Just a quick comment for @aidanheerdegen , we are already collecting CleF stats when the tool is run from the command line. It could be done better of course, the main issue is that they haven’t really be used yet, as they would be useful only if there was a plan on how to retire some of the CMIP data that never get accessed, to make space for new downloads. However, there’s no such procedure in place, and also CleF stats aren’t a direct measure of data usage. Potentially measuring data access via the central Intake catalogues, provided they become more popular, would be an interesting stat.

Well, looks like NCI has changed the order in which I’ll take on thses tasks. They’ve introduced a new header in nci-files-report that breaks the parse_user_storage_data script, which is preventing the ingest of new data. Rather than just working around that, I’ll re-work it and the other grafana tools so that it pulls data from the backing API rather than trying to parse human readable output. Then I’ll harden the database, etc.

The first pass of this is done, I’ve made a PR on the ncigrafana repo. I’m not sure what the procedure is to actually get this deployed, but I suppose the failing tests need to be addressed first. The test that fails is irrelevant now that parse_user_storage_data doesn’t actually parse nci-files-report output now. I can try and re-work the test too, set up a pretend server on a unix domain socket have it feed pretend data to the script? I suspect that’d be more work than the actual change to parse_user_storage_data though. Would appreciate thoughts on how to proceed.

I can give some feedback directly on the PR

I didn’t notice this before. NCI will allow VMs with an external IP? I’m thinking about exposing information via web interfaces and just assumed it wouldn’t be allowed. Now I am intrigued.

@aidanheerdegen this is why I keep going on about accessdev. Its has an external IP, a well configured firewall, automated provisioning. All the hard work is done, it just needs updating.

@aidanheerdegen sorry, it just occurred to me that the use of ‘external’ above may be ambiguous. All VMs created by OpenStack are visible on an internal 10.x.x.x network. An external IP just means that it can be accessed from the wider internet. It does not mean you can assign some arbitrary IP to a VM, it has to be an IP in a pool that is assigned to OpenStack.

Is that a static IP? I’m assuming not every VM gets an external IP address, and that there is some process to get one, as it makes the VM more vulnerable to intrusion.
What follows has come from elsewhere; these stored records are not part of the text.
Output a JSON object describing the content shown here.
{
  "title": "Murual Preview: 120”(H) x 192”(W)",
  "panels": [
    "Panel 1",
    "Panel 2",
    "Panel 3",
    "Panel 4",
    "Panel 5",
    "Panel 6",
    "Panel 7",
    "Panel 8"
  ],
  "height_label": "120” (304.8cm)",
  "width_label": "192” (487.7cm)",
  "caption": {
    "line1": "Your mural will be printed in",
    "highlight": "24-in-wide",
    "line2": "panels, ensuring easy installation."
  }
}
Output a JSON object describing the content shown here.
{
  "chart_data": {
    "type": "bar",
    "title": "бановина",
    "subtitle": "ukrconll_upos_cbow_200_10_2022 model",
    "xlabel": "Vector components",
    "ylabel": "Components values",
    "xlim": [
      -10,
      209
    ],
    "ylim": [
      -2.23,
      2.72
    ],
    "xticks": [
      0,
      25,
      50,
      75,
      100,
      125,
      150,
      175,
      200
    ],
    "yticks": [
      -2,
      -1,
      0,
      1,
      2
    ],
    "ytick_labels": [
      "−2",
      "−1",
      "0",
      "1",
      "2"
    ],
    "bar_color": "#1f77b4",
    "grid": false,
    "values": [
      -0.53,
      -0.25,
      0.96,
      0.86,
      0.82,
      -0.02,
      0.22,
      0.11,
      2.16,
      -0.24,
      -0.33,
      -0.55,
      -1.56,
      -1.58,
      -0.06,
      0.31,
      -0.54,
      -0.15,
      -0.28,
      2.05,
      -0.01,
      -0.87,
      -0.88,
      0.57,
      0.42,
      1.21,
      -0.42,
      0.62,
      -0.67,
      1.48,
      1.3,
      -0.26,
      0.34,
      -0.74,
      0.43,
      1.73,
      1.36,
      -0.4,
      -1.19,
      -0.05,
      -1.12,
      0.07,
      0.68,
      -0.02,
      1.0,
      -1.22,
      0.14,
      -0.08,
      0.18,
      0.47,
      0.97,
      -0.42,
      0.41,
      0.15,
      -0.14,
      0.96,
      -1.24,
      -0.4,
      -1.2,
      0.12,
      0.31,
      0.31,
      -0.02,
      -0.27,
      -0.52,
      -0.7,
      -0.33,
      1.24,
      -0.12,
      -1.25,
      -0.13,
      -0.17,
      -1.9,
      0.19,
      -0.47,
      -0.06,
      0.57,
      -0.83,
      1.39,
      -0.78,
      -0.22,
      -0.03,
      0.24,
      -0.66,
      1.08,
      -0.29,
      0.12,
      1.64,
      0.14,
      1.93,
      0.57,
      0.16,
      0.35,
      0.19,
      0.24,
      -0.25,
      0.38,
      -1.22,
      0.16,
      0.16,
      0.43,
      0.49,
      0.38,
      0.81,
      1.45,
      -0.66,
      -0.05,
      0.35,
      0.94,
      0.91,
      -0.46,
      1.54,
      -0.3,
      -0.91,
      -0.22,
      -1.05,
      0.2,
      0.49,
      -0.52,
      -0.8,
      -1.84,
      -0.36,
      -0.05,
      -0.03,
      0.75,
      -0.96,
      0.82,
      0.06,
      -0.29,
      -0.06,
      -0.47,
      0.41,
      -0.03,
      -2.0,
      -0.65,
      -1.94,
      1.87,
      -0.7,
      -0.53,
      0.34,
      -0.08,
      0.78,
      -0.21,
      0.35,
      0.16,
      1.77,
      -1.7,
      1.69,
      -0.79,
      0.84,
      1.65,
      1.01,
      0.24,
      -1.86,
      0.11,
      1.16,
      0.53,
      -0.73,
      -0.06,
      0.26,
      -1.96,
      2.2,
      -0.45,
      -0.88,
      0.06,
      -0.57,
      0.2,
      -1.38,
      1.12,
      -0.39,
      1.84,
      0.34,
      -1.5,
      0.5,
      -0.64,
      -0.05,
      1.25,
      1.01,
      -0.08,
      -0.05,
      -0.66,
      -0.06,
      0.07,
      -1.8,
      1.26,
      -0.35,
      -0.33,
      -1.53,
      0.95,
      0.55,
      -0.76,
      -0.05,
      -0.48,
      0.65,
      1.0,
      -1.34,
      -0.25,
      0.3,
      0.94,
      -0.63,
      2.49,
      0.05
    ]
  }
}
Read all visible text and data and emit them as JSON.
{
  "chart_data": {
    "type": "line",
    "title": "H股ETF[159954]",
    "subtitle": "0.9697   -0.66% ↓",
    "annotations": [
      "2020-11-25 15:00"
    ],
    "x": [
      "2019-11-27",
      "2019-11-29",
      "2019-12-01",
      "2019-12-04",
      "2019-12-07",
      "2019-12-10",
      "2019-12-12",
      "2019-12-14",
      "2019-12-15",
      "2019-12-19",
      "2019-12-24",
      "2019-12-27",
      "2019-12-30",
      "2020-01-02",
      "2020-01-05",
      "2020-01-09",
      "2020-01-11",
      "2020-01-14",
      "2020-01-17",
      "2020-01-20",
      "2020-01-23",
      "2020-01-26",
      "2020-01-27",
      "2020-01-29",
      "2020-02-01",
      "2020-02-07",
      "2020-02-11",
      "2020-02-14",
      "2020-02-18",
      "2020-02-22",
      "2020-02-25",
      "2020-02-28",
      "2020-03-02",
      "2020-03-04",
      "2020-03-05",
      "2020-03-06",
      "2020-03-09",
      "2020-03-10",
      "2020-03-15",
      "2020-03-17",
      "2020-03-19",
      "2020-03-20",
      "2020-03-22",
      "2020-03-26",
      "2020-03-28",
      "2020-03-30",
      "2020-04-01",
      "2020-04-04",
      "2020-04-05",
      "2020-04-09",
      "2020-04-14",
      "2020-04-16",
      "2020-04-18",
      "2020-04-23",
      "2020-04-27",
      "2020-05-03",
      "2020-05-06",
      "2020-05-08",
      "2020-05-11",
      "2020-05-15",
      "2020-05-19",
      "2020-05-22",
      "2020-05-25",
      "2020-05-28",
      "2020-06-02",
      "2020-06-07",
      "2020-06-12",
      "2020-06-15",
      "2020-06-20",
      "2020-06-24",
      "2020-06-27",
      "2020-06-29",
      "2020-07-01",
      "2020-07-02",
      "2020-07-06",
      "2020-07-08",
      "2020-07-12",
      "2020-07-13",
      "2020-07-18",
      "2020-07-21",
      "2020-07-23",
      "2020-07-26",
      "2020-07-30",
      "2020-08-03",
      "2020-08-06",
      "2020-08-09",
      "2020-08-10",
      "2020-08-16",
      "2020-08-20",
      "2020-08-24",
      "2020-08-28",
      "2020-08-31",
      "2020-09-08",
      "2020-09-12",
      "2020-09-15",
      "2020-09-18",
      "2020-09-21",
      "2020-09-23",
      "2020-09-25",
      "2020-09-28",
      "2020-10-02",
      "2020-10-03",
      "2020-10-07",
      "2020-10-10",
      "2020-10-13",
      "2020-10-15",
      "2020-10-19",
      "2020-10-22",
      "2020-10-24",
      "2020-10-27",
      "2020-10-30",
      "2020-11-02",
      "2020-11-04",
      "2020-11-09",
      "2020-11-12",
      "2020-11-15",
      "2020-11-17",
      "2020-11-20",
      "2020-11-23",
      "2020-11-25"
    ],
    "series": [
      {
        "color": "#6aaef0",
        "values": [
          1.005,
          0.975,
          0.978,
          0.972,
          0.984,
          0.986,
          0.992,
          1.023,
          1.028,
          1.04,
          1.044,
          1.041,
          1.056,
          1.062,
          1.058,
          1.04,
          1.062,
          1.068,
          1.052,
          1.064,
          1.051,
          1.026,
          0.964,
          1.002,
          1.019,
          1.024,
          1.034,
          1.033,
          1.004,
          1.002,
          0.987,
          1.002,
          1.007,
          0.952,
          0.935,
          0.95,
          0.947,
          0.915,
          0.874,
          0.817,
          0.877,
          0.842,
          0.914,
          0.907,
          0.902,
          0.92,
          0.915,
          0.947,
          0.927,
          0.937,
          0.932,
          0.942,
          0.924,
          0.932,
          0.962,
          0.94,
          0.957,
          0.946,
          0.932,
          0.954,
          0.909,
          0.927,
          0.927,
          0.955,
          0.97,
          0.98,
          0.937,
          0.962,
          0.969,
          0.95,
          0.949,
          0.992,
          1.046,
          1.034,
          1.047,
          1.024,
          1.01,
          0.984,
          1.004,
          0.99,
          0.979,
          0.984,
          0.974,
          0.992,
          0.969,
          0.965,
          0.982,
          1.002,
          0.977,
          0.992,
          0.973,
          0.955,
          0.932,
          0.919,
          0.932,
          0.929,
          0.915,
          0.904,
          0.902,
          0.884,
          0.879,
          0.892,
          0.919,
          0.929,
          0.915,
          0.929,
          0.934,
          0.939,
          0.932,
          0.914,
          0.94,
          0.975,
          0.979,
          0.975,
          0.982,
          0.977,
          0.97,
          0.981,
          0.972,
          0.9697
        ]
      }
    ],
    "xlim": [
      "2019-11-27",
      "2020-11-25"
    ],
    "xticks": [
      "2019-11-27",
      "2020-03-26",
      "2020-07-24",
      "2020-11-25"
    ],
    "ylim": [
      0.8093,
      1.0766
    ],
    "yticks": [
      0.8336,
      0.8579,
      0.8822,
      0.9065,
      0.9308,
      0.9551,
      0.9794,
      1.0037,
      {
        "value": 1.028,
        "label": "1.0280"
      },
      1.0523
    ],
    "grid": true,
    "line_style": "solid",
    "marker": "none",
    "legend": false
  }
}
There is a bit of a distinction here, all OpenStack VMs get an internal, static IP. They can’t be reached from the internet from this IP, its more for OpenStack to be able to issue commands and whatnot. A ‘floating IP’, which is a static, external IP, can be attached to any one VM. Vulnerability to intrusion then comes down to OpenStack security groups, firewall policy, etc. In order to gather stats from Gadi, you’ll need a VM that Gadi is able to contact. There are options, the database-hosting VM doesn’t necessarily need to have a public IP, you could use another VM on the same internal VLAN as a jump node with a port-forwarding setup, similar to the relationship between accessdev and jenkins7. Though creating ad-hoc ssh port-forwards whenever you need to gather data is… less than ideal.

I gather from you reply that by default gadi cannot connect to an OpenStack VM? But the options were a public IP or jumping via a VM with a public IP. Is there are an option for a local IP address that gadi can see but isn’t visible outside the NCI network?